Obliger les actives et actifs à travailler davantage – ou moins, cela serait pareil – c’est aller à l’encontre de décisions personnelles. Mieux vaut agir sur les conditions-cadres, par exemple baisser les barrières à l’emploi ou former suffisamment la relève.

Le temps partiel n’est-il pas un danger pour les caisses de l’Etat, car les personnes paient moins d’impôts que si elles travaillaient à plein temps?

Depuis les années 1970, le temps partiel a fortement progressé dans la population féminine, qui est passée du non-travail au temps partiel. Cela a eu plutôt un effet positif sur les caisses étatiques et les assurances sociales, puisqu’il y a plus de gens sur le marché du travail, qui paient des impôts et des cotisations sociales. Aujourd’hui, on voit de plus en plus d’hommes réduire leur taux de travail et les taux d’occupation entre hommes et femmes sont en train de converger, lentement.

D’après les statistiques, les hommes restent majoritairement actifs à plein temps.

C’est vrai. Entre 35 et 50 ans, la norme veut que les hommes travaillent à plein temps. Ce sont les hommes plus jeunes qui réduisent leur activité professionnelle. Cette tendance péjorera-t-elle un jour les caisses de l’Etat en raison de rentrées fiscales moindres? Peut-être, mais, pour l’heure, le nombre d’heures travaillées continue à augmenter, tout comme la productivité, et donc, en fin de compte, les rentrées fiscales, indépendamment du taux d’emploi.

Entre 35 et 50 ans, la norme veut que les hommes travaillent à plein temps. Ce sont les hommes plus jeunes qui réduisent leur activité professionnelle. (Marten Bjork, Unsplash)

Mais que faire avec l’effet fiscal qui décourage le travail à temps partiel, en tout cas pour les couples mariés?

Oui, c’est juste, l’imposition commune des revenus du couple décourage le travail des femmes mariées.

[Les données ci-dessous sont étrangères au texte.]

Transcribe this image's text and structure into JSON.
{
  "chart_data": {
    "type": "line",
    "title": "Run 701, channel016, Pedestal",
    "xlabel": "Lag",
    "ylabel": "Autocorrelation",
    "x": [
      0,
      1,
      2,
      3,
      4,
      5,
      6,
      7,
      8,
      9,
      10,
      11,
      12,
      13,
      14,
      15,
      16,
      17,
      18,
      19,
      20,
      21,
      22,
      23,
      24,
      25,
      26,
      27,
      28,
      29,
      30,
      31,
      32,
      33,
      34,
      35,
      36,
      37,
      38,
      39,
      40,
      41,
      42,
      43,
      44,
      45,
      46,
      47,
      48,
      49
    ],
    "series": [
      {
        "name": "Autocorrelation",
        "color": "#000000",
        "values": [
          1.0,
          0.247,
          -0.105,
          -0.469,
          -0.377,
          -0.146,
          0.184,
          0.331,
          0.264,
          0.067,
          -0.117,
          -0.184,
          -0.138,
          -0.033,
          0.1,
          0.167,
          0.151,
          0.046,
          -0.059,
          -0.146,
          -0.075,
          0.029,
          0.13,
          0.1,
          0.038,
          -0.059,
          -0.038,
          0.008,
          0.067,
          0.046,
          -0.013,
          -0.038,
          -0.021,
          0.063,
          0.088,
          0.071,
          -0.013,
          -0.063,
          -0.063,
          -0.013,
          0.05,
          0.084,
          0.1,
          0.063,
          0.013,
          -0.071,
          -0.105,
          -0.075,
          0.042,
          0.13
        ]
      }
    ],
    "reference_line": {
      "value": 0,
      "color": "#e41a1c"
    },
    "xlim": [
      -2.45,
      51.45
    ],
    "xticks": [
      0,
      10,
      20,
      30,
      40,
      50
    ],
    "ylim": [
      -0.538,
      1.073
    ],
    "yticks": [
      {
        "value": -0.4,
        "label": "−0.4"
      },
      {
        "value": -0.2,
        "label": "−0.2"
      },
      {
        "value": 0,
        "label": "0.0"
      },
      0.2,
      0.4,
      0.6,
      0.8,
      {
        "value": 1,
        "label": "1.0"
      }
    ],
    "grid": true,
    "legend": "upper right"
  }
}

A partir d’un certain seuil, la progression fiscale «mange» une bonne partie des revenus supplémentaires du deuxième salaire – généralement, celui de la femme. Dans certaines situations, cela peut atteindre le double de ce que serait la facture fiscale avec une imposition individuelle. C’est un problème qu’il faut corriger par un passage à l’imposition individuelle.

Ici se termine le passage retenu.